We leven in tijden waarin het eten op ons bord vooral Instagramwaardig moet zijn, schrijft Jonathan Holslag, die zelf gelukkig wordt van de vruchten van zijn eigen groentetuin. Een pleidooi om uw eigen streek wat vaker als een vakantieoord te zien en te genieten van het eigen terroir.
Jonathan Holslag – De Morgen
‘De dag dat mijn dochters er ooit voor kiezen om kok of bakker te worden, zal een mooie dag zijn.’
Jonathan Holslag
Het Praca José Fontana-plein in Lissabon huisvest een tempel, een heel bijzondere tempel, hoewel niets aan de buitenzijde doet vermoeden dat het een tempel is. Dit is een tempel waarin de Lissabonners wellicht de plezierigste der godinnen aanbidden, hun Demeter, hun Ceres, hun land, hun landbouw, hun voedsel. Dit is de Mercado 31 de Janeiro.
Wandel voorbij een krassende stalen deur en daar openbaart ze zich, getooid in een mantel van primeurabrikozen, ragfijn venkelloof, kazen, vis en vlees in alle kleuren en vormen, en gehuld in een fris parfum van munt, bladpeterselie en lente-uitjes.
Het is te zeggen: hier belijden de Lissabonners op leeftijd hun religie van smaak en aroma, want de jonge Lissabonners, die hebben er ofwel geen tijd meer voor, of ze hebben zich bekeerd tot de piepschuimen kadaverbakjes van de supermarkt en met cellofaan geperste paprika’s uit Nederland, tot de afgod van letterlijke smakeloosheid.
Vervreemd
We hebben in het spoor van de productiviteitspletwals ontzettend veel gewonnen. Maar we hebben ook veel verloren en dreigen nog meer te verliezen: smaak bijvoorbeeld, de veelzijdige smaak van het terroir en van pre-industriële teelten. En nee, vroeger was niet alles beter. Zo prijs ik me gelukkig dat ik me in de winter niet tot de melige bewaarappels van weleer moet beperken.

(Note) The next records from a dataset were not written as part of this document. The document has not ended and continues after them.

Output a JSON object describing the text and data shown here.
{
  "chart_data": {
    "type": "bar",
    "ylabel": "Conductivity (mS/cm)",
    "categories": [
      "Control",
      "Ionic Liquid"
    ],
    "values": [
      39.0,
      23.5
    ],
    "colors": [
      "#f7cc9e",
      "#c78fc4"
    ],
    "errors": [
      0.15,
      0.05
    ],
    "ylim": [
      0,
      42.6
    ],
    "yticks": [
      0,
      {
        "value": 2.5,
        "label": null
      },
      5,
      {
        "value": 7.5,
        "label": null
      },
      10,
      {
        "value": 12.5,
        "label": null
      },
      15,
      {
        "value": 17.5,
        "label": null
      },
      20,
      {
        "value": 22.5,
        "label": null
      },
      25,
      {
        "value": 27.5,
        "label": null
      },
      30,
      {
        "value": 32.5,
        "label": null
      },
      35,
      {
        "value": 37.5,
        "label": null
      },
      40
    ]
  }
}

Maar god, wat prijs ik me als inwoner van Tienen gelukkig dat ik fruit kan kopen dat rechtstreeks van de vruchtbare leemgrond van omliggende dorpen als Bost of Oplinter komt, kersen in dit seizoen vers van de boerderij in Vissenaken kan gaan halen, bij lokale boeren mijn biefstukjes of côte à l’os kan oppikken en hier nog stalverse melk kan vinden om pannenkoeken te bakken. Elk dorp heeft zijn smaak en zo hoort het.
En effectief, ik word er gelukkig van als ik in mijn eigen groentetuintje mijn eerste courgettes kan oogsten, mijn venkel mooi wit boven de natte aarde staat op te bollen, of een eitje kan tikken van mijn Brabantse hoentjes en sabelpootjes. Dat zijn voor mij momenten van vakantie.

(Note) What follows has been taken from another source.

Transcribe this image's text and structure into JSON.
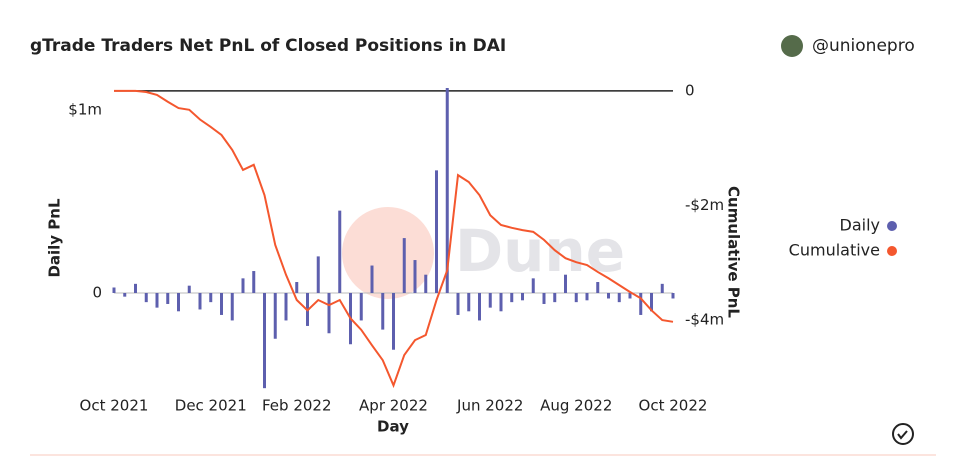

We leven in tijden waarin een steeds groter deel van de samenleving roept dat we ons land terug moeten nemen, maar tezelfdertijd nog nooit zo van het land waar zij leeft vervreemd was.
We leven in tijden waarin diezelfde samenleving zich steeds meer schaart achter partijen die beloven onze zogenoemde identiteit en eigenheid te verdedigen, maar alles wat vandaag nog een beetje eigenheid heeft, wordt ingeruild voor uniformiteit, massa en smakeloosheid in steeds grotere winkels die steeds minder te maken hebben met ons land.
Alles wat vandaag nog een beetje eigenheid heeft, wordt ingeruild voor uniformiteit, massa en smakeloosheid in steeds grotere winkels die steeds minder te maken hebben met ons land
We leven in tijden waarin de middenklasse van een restaurantbezoek steevast een Instagram-defilé maakt en de toplaag blijkbaar per helikopter naar een driesterrenrestaurant vliegt, maar bij wijze van spreken het verschil niet kent tussen een asperge en een prei.
Eten wordt te vaak een prestigezaak. Een potsierlijk voorbeeld van de dubaïsering van ons terroir is La Rigue in Knokke, een veredeld Ikea-interieur met veel glitter en ledlicht, waar je voor 62 euro noordzeetong kunt eten. In Dubai hadden ze voor dat geld wel de kreuken uit het tafellinnen gestreken.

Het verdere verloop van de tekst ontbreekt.